Key Takeaways from This Issue

📌 Follow Checks-Effects-Interactions (CEI) pattern strictly: failing to update state before external calls enables reentrancy.

function borrow(uint256 amount) external nonReentrant {
    _updateAccountState(msg.sender); // ✅ effects first
    require(_isEligible(msg.sender, amount), "Not eligible");
    _transfer(msg.sender, amount);    // interaction last
}

📌 Use reentrancy guards in any function interacting with external contracts or tokens.

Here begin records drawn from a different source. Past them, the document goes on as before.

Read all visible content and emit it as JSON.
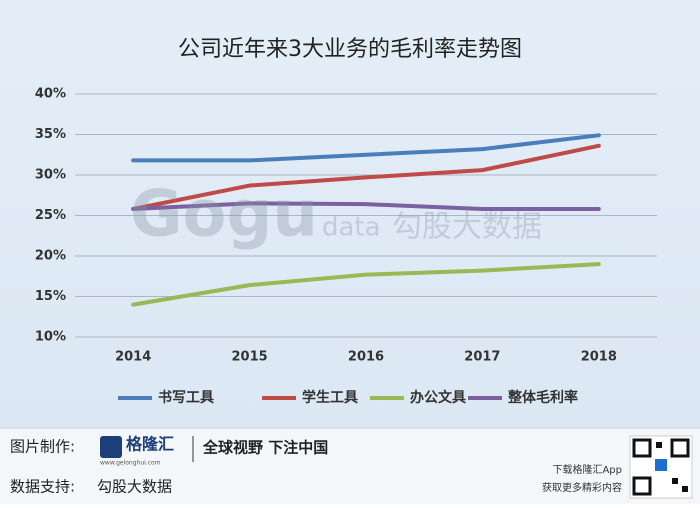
{
  "chart_data": {
    "type": "line",
    "title": "公司近年来3大业务的毛利率走势图",
    "categories": [
      "2014",
      "2015",
      "2016",
      "2017",
      "2018"
    ],
    "series": [
      {
        "name": "书写工具",
        "color": "#4a7ebb",
        "values": [
          31.8,
          31.8,
          32.5,
          33.2,
          34.9
        ]
      },
      {
        "name": "学生工具",
        "color": "#be4b48",
        "values": [
          25.8,
          28.7,
          29.7,
          30.6,
          33.6
        ]
      },
      {
        "name": "办公文具",
        "color": "#98b954",
        "values": [
          14.0,
          16.4,
          17.7,
          18.2,
          19.0
        ]
      },
      {
        "name": "整体毛利率",
        "color": "#7d60a0",
        "values": [
          25.8,
          26.5,
          26.4,
          25.8,
          25.8
        ]
      }
    ],
    "ylim": [
      10,
      40
    ],
    "yticks": [
      {
        "value": 10,
        "label": "10%"
      },
      {
        "value": 15,
        "label": "15%"
      },
      {
        "value": 20,
        "label": "20%"
      },
      {
        "value": 25,
        "label": "25%"
      },
      {
        "value": 30,
        "label": "30%"
      },
      {
        "value": 35,
        "label": "35%"
      },
      {
        "value": 40,
        "label": "40%"
      }
    ],
    "grid": true,
    "legend": "bottom",
    "watermark": [
      "Gogu",
      "data",
      "勾股大数据"
    ]
  },
  "footer": {
    "made_by": "图片制作:",
    "logo": "格隆汇",
    "logo_url": "www.gelonghui.com",
    "slogan": "全球视野 下注中国",
    "data_by": "数据支持:",
    "data_source": "勾股大数据",
    "app_line1": "下载格隆汇App",
    "app_line2": "获取更多精彩内容"
  }
}
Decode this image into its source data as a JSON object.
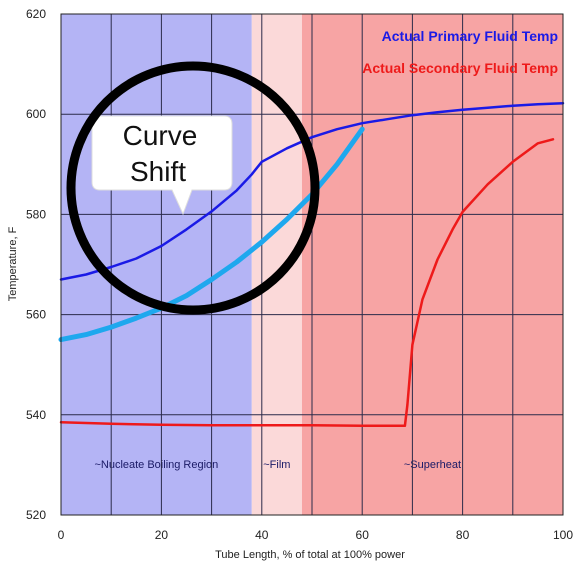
{
  "chart_data": {
    "type": "line",
    "title": "",
    "xlabel": "Tube Length, % of total at 100% power",
    "ylabel": "Temperature, F",
    "xlim": [
      0,
      100
    ],
    "ylim": [
      520,
      620
    ],
    "xticks": [
      0,
      20,
      40,
      60,
      80,
      100
    ],
    "yticks": [
      520,
      540,
      560,
      580,
      600,
      620
    ],
    "grid": true,
    "legend_position": "top-right",
    "regions": [
      {
        "label": "~Nucleate Boiling Region",
        "from": 0,
        "to": 38,
        "color": "#b4b4f5"
      },
      {
        "label": "~Film",
        "from": 38,
        "to": 48,
        "color": "#fbd9d9"
      },
      {
        "label": "~Superheat",
        "from": 48,
        "to": 100,
        "color": "#f7a4a4"
      }
    ],
    "series": [
      {
        "name": "Actual Primary Fluid Temp",
        "color": "#1a1ae6",
        "x": [
          0,
          5,
          10,
          15,
          20,
          25,
          30,
          35,
          38,
          40,
          45,
          50,
          55,
          60,
          65,
          70,
          75,
          80,
          85,
          90,
          95,
          100
        ],
        "y": [
          567,
          568,
          569.5,
          571.2,
          573.7,
          577,
          580.6,
          584.8,
          588,
          590.5,
          593.2,
          595.4,
          597,
          598.2,
          599,
          599.8,
          600.4,
          600.9,
          601.3,
          601.7,
          602,
          602.2
        ]
      },
      {
        "name": "",
        "color": "#1ea8ee",
        "x": [
          0,
          5,
          10,
          15,
          20,
          25,
          30,
          35,
          40,
          45,
          50,
          55,
          60
        ],
        "y": [
          555,
          556,
          557.5,
          559.3,
          561.3,
          563.8,
          567,
          570.5,
          574.5,
          579,
          584,
          590,
          597
        ]
      },
      {
        "name": "Actual Secondary Fluid Temp",
        "color": "#ee1a1a",
        "x": [
          0,
          10,
          20,
          30,
          40,
          50,
          60,
          68.5,
          69,
          70,
          72,
          75,
          78,
          80,
          85,
          90,
          95,
          98
        ],
        "y": [
          538.5,
          538.2,
          538,
          537.9,
          537.9,
          537.9,
          537.8,
          537.8,
          542,
          554,
          563,
          571,
          577,
          580.5,
          586,
          590.5,
          594.2,
          595
        ]
      }
    ],
    "annotations": [
      {
        "text_lines": [
          "Curve",
          "Shift"
        ],
        "type": "callout-circle"
      }
    ]
  }
}
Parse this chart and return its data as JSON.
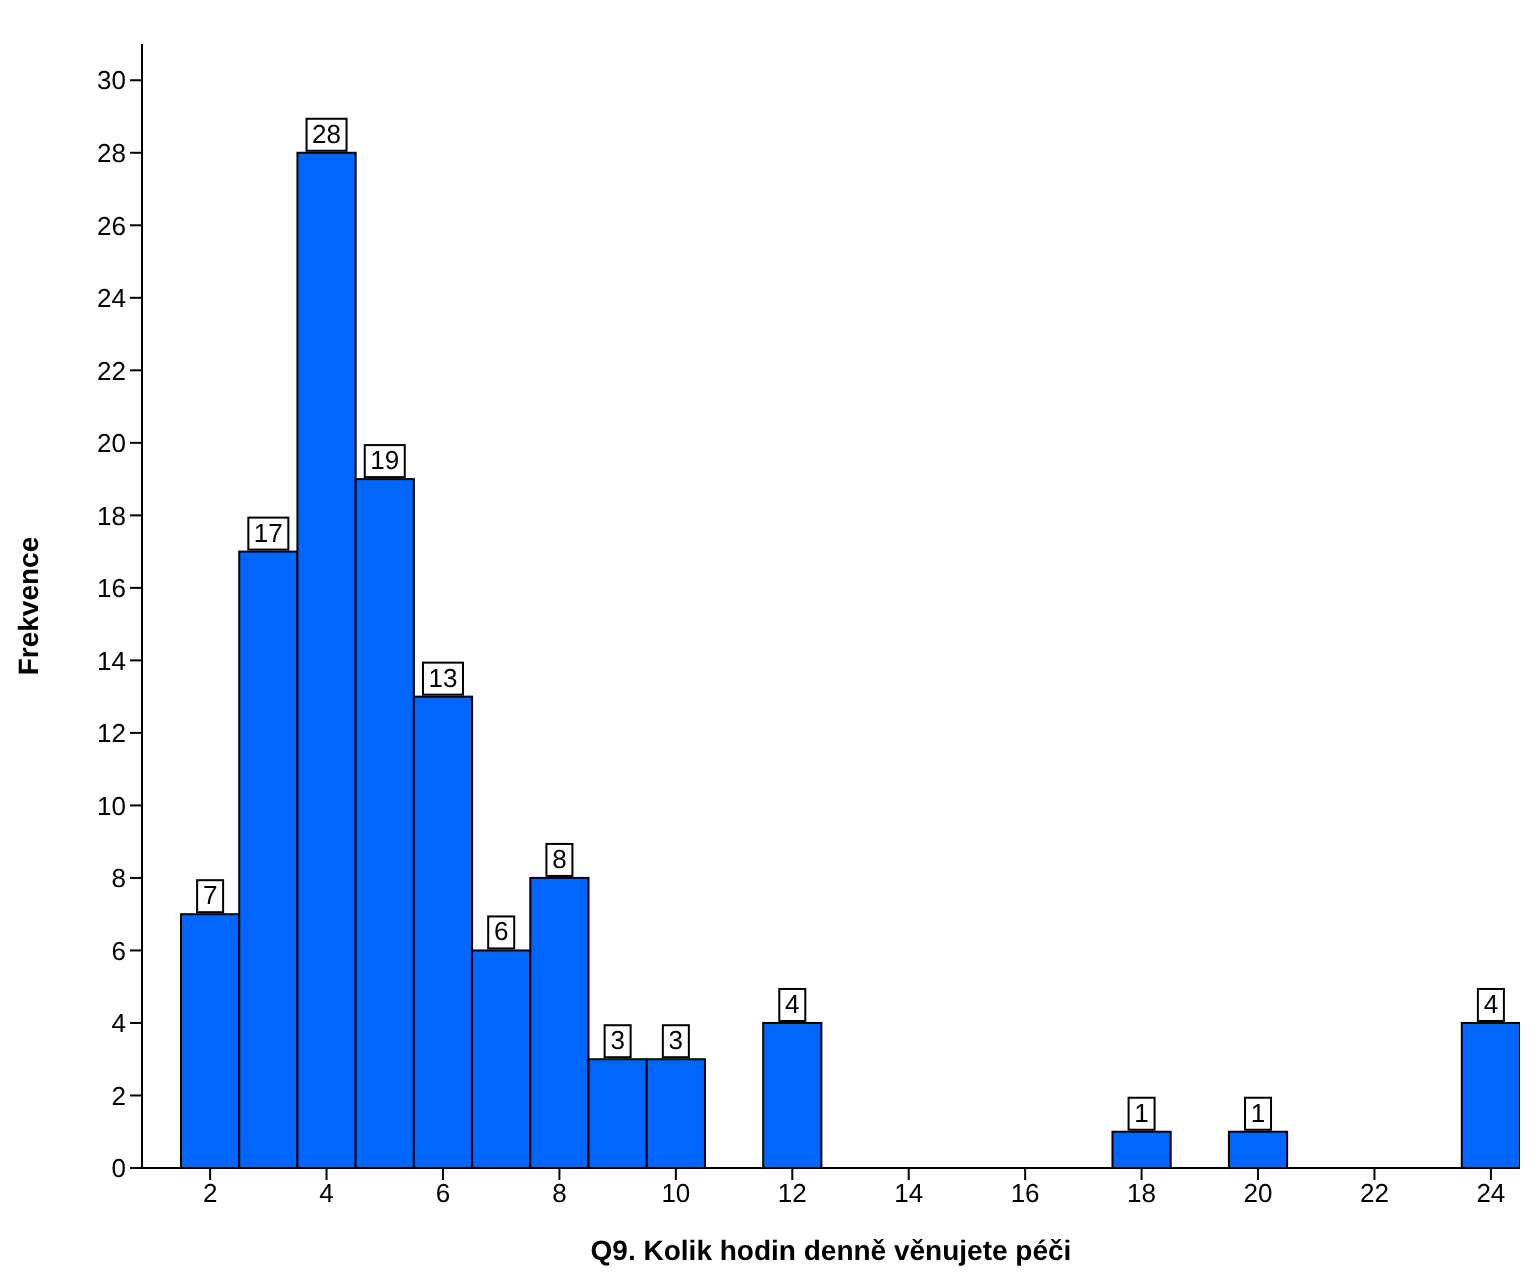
{
  "chart_data": {
    "type": "histogram",
    "xlabel": "Q9. Kolik hodin denně věnujete péči",
    "ylabel": "Frekvence",
    "bins": [
      1.5,
      2.5,
      3.5,
      4.5,
      5.5,
      6.5,
      7.5,
      8.5,
      9.5,
      10.5,
      11.5,
      12.5,
      13.5,
      14.5,
      15.5,
      16.5,
      17.5,
      18.5,
      19.5,
      20.5,
      21.5,
      22.5,
      23.5,
      24.5
    ],
    "values": [
      7,
      17,
      28,
      19,
      13,
      6,
      8,
      3,
      3,
      0,
      4,
      0,
      0,
      0,
      0,
      0,
      1,
      0,
      1,
      0,
      0,
      0,
      4
    ],
    "value_labels": [
      "7",
      "17",
      "28",
      "19",
      "13",
      "6",
      "8",
      "3",
      "3",
      null,
      "4",
      null,
      null,
      null,
      null,
      null,
      "1",
      null,
      "1",
      null,
      null,
      null,
      "4"
    ],
    "color": "#0066ff",
    "xlim": [
      0.83,
      24.5
    ],
    "xticks": [
      2,
      4,
      6,
      8,
      10,
      12,
      14,
      16,
      18,
      20,
      22,
      24
    ],
    "ylim": [
      0,
      31
    ],
    "yticks": [
      0,
      2,
      4,
      6,
      8,
      10,
      12,
      14,
      16,
      18,
      20,
      22,
      24,
      26,
      28,
      30
    ],
    "grid": false,
    "legend": false
  }
}
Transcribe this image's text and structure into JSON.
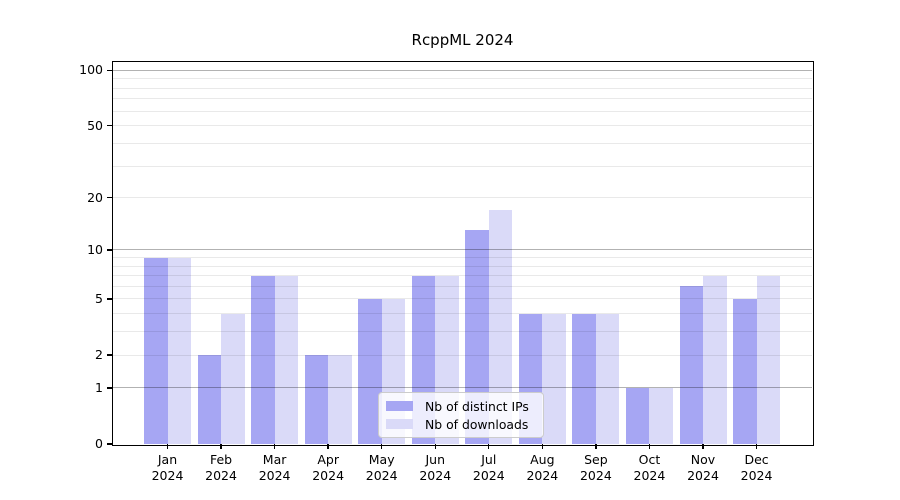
{
  "title": "RcppML 2024",
  "chart_data": {
    "type": "bar",
    "title": "RcppML 2024",
    "categories": [
      "Jan 2024",
      "Feb 2024",
      "Mar 2024",
      "Apr 2024",
      "May 2024",
      "Jun 2024",
      "Jul 2024",
      "Aug 2024",
      "Sep 2024",
      "Oct 2024",
      "Nov 2024",
      "Dec 2024"
    ],
    "series": [
      {
        "name": "Nb of distinct IPs",
        "color": "#a6a6f3",
        "values": [
          9,
          2,
          7,
          2,
          5,
          7,
          13,
          4,
          4,
          1,
          6,
          5
        ]
      },
      {
        "name": "Nb of downloads",
        "color": "#dadaf8",
        "values": [
          9,
          4,
          7,
          2,
          5,
          7,
          17,
          4,
          4,
          1,
          7,
          7
        ]
      }
    ],
    "yscale": "log10(1+x)",
    "ylim": [
      0,
      111
    ],
    "yticks": [
      0,
      1,
      2,
      5,
      10,
      20,
      50,
      100
    ],
    "grid": {
      "major_values": [
        1,
        10,
        100
      ],
      "minor_values": [
        2,
        3,
        4,
        5,
        6,
        7,
        8,
        9,
        20,
        30,
        40,
        50,
        60,
        70,
        80,
        90
      ],
      "major_color": "#b2b2b2",
      "minor_color": "#ebebeb"
    },
    "legend_position": "lower center",
    "axis_color": "#000000",
    "background_color": "#ffffff"
  }
}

• Even trusted tokens may trigger unknown logic (e.g., hooks, callbacks, fallback functions).

Conclusion

The real-world incidents explored in this article – from unsafe token integrations and empty-pool exploits to weak oracle setups and reentrancy vulnerabilities – highlight recurring patterns that can be mitigated by disciplined engineering practices.

The key to building resilient DeFi infrastructure lies in:

• Strict adherence to smart contract design patterns like Checks-Effects-Interactions.
• Careful handling of external contract interactions, especially with non-standard tokens and complex token standards like ERC777.
• Robust oracle systems that aggregate data, tolerate latency, and incorporate fallbacks.
• Early-stage protections such as initial liquidity provisioning and safeguards for dormant markets.

By learning from the lessons of Compound and its forks, developers can proactively eliminate common pitfalls and designDeFi systems that are not only innovative but also fundamentally secure.